適切です。その理由は、騒音は時間によって変動することが多く、瞬間的な値だけでは実態を正しく評価できないからです。そこで用いられるのが等価騒音レベルです。これは、ある測定時間内に変動した騒音を、同じエネルギーを持つ一定の騒音レベルに換算して表したものです。単純な算術平均ではなく、音のエネルギーを基にした評価である点が重要です。環境騒音の評価では基本となる指標なので、この記述は正しいです。

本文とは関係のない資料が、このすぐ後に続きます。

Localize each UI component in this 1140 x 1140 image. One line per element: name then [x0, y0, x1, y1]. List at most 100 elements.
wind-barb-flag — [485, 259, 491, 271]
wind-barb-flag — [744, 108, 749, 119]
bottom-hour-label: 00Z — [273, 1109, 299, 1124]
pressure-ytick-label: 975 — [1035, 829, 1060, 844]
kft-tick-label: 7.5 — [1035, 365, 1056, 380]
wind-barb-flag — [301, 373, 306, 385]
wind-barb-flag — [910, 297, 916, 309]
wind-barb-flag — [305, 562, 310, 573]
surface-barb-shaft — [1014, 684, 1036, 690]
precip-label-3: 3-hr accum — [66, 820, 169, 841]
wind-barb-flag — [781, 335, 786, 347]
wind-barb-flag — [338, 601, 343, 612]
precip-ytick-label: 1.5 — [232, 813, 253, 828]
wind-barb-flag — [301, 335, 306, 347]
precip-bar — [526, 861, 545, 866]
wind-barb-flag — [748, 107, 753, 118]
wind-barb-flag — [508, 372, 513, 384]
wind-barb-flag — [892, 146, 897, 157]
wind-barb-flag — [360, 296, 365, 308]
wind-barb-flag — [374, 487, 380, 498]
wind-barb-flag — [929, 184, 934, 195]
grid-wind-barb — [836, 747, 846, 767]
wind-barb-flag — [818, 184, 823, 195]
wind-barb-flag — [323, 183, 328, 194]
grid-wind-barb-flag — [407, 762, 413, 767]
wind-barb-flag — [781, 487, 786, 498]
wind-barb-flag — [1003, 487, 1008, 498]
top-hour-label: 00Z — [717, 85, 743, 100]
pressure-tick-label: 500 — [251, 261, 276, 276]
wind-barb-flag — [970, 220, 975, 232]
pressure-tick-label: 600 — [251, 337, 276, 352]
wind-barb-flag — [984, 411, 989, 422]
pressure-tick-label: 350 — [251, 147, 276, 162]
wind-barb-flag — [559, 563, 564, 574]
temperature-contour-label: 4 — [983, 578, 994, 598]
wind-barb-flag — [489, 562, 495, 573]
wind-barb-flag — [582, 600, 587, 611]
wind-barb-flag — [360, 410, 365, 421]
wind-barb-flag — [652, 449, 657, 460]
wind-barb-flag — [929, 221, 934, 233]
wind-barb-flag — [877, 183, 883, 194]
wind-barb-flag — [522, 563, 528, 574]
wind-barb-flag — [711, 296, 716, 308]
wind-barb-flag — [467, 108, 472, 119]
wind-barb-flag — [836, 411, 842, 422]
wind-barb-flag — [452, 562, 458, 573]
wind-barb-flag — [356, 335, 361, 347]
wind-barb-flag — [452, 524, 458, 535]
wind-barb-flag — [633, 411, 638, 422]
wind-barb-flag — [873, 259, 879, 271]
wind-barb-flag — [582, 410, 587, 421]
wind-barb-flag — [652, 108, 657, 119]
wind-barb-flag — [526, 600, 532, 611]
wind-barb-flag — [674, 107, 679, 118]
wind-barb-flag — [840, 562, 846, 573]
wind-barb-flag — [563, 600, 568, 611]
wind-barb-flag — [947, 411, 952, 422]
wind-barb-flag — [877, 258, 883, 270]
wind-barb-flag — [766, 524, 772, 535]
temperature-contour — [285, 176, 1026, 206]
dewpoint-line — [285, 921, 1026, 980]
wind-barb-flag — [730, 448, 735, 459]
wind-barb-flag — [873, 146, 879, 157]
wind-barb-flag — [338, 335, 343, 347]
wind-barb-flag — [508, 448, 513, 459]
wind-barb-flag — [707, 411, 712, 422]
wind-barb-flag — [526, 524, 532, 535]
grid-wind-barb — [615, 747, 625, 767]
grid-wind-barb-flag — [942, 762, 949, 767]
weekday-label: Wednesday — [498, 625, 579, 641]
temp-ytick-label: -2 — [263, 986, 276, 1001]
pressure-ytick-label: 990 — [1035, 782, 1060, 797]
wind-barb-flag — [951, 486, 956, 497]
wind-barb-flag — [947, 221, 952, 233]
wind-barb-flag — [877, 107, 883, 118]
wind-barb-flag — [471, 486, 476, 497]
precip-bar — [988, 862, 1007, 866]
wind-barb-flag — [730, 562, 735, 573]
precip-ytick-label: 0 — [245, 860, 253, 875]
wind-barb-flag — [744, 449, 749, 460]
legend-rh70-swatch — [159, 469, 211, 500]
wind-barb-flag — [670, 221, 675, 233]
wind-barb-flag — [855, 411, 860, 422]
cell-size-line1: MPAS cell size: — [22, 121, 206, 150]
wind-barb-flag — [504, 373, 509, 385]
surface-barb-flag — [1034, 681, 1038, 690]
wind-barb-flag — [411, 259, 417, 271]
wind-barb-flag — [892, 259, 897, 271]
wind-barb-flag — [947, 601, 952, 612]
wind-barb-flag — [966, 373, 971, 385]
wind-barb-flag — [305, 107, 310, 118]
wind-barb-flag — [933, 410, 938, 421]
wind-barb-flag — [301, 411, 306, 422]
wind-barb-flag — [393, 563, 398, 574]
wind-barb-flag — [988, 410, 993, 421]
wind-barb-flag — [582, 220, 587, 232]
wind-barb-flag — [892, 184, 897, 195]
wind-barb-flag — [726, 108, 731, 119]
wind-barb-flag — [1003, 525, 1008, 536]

(5) 騒音性難聴では、次第に高周波域から低周波域へ聴力低下が広がっていく。
適切です。その理由は、騒音性難聴はまず高音域に障害が現れ、その後、障害が進行すると会話に関わる周波数帯を含めてより広い範囲へ広がっていくからです。初期には4,000Hz付近の低下が中心ですが、長期間にわたって騒音曝露が続くと、さらに高周波域全体、そしてより低い周波数域へと影響が及びます。その結果、日常会話の聞き取りにも支障が出やすくなります。したがって、この記述は騒音性難聴の進行の特徴を正しく表しています。
この問題で覚えるポイント
騒音の健康影響は、音の大きさだけでなく、年齢、生活習慣、体調、既往歴などによって受け方が変わります。 夜間騒音は睡眠妨害や循環器系への影響につながりますが、20dB程度は通常、実質的な生理学的影響が問題になるレベルではありません。 騒音性難聴の初期所見として、4,000Hz付近の聴力低下であるC5ディップは重要です。 変動する騒音の評価には、一定時間内の音エネルギーを平均化した等価騒音レベルを用います。 騒音性難聴は高周波域から始まり、進行すると低周波域にも広がっていきます。
ひっかけポイント
「夜間騒音は健康に悪い」という知識だけで、20dB程度でも影響があると早合点しやすい点がひっかけです。数値の大小を冷静に判断する必要があります。 等価騒音レベルを単なる算術平均と誤解しやすいですが、実際には音のエネルギーを基にした評価です。 C5ディップという用語を知らないと迷いやすいですが、4,000Hz付近の低下が騒音性難聴の典型です。 騒音性難聴は最初から全周波数が均等に悪くなるわけではなく、まず高音域から障害される点を押さえておくことが重要です。